Ich weiß immer noch nicht was hier los ist.


----------



## Muepe32 (24. April 2011)

Also folgendes: Du machst ein neues leeres Win32-Projekt. Erscheint der Fehler dann?


----------



## afg_style (24. April 2011)

Ja, es ist dieselbe Fehlermeldung.


----------



## Muepe32 (24. April 2011)

Und was passiert, wenn du ein neues leeres Konsolenprojekt machst, funktioniert es dann?


----------



## afg_style (24. April 2011)

Jop, das funktioniert einwandfrei.


----------



## Muepe32 (24. April 2011)

Dann ist das Problem zumindest temporär gelöst. Du  machst einfach ein Konsolenprojekt und nicht ein Win32-Projekt. Die regulären Einstellungen kannst du ja dann von einem Win32-Projekt kopieren (Präprozessor, Subsystem und co.). Entweder du hast dein Visual Studio irgendwie komplett verstellt oder du postet nicht die Projektmappe, die du verwendest.


----------



## afg_style (24. April 2011)

Wie kann ich die Projektmappe posten?
Vorher habe ich den ganzen Ordner raufgeladen.


----------



## Muepe32 (24. April 2011)

Indem du an dem Ort, an dem dein Projekt gespeichert ist den Ordner mit der .sln drin zusammenpackst. Aber ich vermute eher, dass du irgendwelche ungünstigen Sachen eingefügt hast in Visual Studio.

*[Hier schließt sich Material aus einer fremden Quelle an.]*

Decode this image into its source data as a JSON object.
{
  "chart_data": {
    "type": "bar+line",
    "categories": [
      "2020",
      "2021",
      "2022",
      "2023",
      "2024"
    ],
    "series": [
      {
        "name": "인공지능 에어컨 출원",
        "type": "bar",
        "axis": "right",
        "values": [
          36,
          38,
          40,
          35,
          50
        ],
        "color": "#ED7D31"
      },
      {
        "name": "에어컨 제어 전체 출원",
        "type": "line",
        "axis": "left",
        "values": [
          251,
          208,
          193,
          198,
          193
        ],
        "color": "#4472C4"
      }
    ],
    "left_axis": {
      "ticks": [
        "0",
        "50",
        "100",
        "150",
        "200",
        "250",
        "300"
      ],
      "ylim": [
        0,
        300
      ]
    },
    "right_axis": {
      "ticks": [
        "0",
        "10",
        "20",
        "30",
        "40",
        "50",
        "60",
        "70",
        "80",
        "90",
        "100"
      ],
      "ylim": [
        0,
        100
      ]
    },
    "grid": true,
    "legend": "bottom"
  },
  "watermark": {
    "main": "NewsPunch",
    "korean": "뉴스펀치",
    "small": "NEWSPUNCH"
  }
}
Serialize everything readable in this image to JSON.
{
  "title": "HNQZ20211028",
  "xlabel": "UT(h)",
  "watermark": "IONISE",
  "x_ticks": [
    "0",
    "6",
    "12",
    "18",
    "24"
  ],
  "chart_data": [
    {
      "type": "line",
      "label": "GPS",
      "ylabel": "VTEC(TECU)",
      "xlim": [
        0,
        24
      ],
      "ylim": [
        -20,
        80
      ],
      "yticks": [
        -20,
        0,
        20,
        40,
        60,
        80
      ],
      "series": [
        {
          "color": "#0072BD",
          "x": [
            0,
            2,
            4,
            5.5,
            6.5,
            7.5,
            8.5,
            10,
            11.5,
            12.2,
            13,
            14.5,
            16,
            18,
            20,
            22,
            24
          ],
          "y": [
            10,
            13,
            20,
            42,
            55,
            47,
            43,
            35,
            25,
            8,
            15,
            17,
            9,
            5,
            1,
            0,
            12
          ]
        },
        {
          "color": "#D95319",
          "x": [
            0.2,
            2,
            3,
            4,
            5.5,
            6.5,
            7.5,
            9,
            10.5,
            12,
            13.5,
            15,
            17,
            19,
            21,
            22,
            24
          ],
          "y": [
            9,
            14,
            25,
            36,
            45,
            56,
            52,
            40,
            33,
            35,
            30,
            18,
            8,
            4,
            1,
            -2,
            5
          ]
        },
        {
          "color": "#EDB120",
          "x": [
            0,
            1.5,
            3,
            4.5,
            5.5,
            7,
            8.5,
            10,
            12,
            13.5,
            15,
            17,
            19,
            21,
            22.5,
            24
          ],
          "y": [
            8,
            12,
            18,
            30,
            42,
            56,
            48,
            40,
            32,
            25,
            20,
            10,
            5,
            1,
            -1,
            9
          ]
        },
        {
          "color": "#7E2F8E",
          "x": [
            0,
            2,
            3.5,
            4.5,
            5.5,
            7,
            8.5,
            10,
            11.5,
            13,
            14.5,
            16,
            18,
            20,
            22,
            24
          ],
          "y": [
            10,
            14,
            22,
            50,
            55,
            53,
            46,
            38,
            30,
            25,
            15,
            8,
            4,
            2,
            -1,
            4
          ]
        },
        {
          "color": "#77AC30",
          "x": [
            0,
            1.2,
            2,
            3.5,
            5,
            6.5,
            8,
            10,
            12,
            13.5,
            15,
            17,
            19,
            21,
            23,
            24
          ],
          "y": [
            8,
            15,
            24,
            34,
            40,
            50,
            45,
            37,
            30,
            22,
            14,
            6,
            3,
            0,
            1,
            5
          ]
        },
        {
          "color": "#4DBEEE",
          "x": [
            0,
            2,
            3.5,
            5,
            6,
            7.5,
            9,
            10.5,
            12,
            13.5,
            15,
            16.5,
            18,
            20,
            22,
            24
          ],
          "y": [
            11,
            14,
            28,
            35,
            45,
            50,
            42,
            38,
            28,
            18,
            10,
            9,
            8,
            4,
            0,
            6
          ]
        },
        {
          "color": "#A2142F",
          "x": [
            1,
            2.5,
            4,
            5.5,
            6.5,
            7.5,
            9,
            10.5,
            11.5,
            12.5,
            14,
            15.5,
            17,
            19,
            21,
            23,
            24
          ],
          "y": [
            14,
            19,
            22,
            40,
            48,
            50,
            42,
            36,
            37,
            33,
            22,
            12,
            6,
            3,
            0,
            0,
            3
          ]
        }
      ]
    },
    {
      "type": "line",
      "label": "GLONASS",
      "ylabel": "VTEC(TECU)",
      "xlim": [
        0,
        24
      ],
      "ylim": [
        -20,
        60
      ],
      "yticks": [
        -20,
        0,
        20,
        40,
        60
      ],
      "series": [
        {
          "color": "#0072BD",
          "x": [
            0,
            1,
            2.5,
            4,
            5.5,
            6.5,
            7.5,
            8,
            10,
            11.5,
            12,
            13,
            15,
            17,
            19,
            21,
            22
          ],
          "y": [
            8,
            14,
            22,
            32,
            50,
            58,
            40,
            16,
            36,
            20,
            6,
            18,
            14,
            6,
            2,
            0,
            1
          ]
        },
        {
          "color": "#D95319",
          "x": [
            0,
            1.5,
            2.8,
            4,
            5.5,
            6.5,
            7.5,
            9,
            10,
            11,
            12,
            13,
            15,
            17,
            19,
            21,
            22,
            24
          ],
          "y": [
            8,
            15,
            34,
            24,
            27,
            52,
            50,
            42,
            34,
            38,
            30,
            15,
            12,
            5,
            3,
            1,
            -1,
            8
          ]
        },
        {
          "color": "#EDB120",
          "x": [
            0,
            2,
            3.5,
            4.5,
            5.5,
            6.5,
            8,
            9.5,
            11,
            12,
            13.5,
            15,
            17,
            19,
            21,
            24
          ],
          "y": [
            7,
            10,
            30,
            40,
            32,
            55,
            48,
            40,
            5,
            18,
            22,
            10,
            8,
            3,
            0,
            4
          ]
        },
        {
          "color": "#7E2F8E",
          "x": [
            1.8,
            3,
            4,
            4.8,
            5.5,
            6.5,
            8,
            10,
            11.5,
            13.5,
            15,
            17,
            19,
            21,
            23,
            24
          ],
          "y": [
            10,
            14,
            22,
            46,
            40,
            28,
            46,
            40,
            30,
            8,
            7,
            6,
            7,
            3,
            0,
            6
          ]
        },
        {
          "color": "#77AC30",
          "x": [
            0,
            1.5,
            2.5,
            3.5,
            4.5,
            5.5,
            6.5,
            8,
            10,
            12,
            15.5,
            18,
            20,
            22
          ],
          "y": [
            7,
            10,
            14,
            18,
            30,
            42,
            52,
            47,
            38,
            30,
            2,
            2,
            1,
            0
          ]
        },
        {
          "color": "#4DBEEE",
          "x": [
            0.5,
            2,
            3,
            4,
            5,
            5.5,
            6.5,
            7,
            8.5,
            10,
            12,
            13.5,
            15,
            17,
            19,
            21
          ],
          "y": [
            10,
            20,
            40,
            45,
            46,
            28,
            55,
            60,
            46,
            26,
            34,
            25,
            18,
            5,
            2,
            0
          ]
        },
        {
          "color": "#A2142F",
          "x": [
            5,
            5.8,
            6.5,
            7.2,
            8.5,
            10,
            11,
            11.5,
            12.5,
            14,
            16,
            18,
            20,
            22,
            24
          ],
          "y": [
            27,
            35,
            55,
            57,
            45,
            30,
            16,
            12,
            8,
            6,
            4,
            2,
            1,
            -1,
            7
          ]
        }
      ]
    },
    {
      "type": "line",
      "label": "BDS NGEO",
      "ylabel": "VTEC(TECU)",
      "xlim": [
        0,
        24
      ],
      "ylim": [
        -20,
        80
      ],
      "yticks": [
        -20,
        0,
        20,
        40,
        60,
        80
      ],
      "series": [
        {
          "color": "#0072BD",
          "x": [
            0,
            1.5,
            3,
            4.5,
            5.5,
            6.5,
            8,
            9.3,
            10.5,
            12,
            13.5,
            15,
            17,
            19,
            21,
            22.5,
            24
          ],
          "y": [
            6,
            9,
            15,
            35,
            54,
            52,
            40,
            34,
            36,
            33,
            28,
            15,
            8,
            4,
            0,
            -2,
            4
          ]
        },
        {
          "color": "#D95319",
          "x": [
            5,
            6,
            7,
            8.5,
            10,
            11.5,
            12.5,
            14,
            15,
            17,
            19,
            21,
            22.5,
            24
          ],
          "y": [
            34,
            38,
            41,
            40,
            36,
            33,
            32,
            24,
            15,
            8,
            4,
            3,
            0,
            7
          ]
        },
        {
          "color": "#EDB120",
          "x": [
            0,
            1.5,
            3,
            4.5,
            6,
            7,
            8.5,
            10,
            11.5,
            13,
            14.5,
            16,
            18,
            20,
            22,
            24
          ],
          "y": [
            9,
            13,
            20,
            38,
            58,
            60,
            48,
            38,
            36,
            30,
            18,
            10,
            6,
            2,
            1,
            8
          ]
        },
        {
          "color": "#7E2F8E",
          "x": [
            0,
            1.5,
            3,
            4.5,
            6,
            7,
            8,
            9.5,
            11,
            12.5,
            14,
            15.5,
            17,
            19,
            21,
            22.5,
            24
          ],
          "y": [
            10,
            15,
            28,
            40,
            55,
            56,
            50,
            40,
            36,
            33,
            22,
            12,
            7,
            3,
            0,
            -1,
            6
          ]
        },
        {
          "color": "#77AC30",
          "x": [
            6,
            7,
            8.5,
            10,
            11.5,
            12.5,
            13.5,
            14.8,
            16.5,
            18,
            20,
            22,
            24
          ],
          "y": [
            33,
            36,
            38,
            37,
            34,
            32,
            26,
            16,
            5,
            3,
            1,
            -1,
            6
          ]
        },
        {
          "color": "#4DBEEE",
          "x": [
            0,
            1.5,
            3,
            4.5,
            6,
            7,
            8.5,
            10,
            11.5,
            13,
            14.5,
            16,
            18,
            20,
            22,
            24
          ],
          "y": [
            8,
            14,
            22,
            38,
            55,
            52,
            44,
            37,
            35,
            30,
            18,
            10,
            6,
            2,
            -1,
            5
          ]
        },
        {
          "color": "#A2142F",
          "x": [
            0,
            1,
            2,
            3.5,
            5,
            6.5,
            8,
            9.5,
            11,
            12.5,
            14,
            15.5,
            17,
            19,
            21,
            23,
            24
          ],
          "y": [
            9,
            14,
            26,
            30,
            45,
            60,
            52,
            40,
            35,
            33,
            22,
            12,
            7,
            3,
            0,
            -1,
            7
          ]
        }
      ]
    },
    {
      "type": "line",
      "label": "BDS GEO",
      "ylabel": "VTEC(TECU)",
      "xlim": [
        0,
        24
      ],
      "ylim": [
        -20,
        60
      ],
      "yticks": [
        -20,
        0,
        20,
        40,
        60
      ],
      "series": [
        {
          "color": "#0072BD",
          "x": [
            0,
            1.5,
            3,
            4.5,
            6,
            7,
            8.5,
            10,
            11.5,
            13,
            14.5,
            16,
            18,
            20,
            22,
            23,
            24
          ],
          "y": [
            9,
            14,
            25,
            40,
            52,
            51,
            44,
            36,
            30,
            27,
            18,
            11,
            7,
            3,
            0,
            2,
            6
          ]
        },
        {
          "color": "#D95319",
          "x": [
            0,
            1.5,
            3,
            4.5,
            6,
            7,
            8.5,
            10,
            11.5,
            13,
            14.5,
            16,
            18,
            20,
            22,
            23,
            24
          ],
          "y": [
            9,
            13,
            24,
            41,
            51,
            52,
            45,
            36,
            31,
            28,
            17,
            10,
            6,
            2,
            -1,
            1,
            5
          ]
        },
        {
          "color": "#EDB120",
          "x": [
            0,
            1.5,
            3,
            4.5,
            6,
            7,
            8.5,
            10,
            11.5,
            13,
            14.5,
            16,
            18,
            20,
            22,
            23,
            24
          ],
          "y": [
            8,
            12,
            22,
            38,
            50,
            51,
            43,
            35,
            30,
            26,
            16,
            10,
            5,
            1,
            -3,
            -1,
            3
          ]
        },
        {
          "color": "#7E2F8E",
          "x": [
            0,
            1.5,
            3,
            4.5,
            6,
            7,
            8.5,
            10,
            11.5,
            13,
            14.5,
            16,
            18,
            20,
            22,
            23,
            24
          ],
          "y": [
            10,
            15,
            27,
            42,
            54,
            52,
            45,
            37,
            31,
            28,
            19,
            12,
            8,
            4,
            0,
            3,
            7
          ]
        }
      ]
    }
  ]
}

Theoretisch am einfachsten herauszufinden wäre es, wenn ich zum Beispiel mit Teamviewer kurz schaue, ob mir gerade was auffällt, das verhindert dann auch, dass man aneinander vorbei redet


----------



## afg_style (24. April 2011)

Ich glaub ich weiß schon wo der Fehler liegt-------> Folgendes:

In dem Lib Ordner ("C:\Program Files (x86)\Microsoft DirectX SDK (November 2007)\Lib")
habe ich noch 2 weitere unterordner x86 und x64.
Ich glaub ich muss den Pfad ändern unzwar in ("C:\Program Files (x86)\Microsoft DirectX SDK (November 2007)\Lib\x86").
Aber ich weiß jetzt nicht wo ich das ändern kann.


----------



## Muepe32 (24. April 2011)

Da das weder in den Einstellungen des Linkers ist (zumindest in den von dir geposteten Projekten) und auch nicht in irgendwelchen globalen Einstellungen von Visual Studio (die du ja zurückgesetzt hast) kann eigentlich gar nirgends dieser Pfad eingetragen sein. Kommt noch erschwerend dazu, dass dieser Fehler ja offensichtlich sogar kommt, wenn du gar keinen Code in deinem Projekt hast.

Das Angebot von oben steht grundsätzlich immer noch: Ich kann mal mit Teamviewer kurz drüber schauen, ob mir was ins Auge sticht, da man öfters Dinge erst bemerkt, wenn man sie selber sieht.


----------



## afg_style (24. April 2011)

Ich weiß nicht, kann ich dir vertrauen?


----------



## Muepe32 (24. April 2011)

Ich hoffe doch, und du kannst ja jeder Zeit die Verbindung trennen/den Strom ausschalten, falls du mir doch nicht hättest vertrauen sollen. Sollten das aber jetzt auch eher per PN besprechen, hat ja mit dem Thema an sich nicht so direkt viel zu tun.


----------



## afg_style (24. April 2011)

OK, dann mach mal.


----------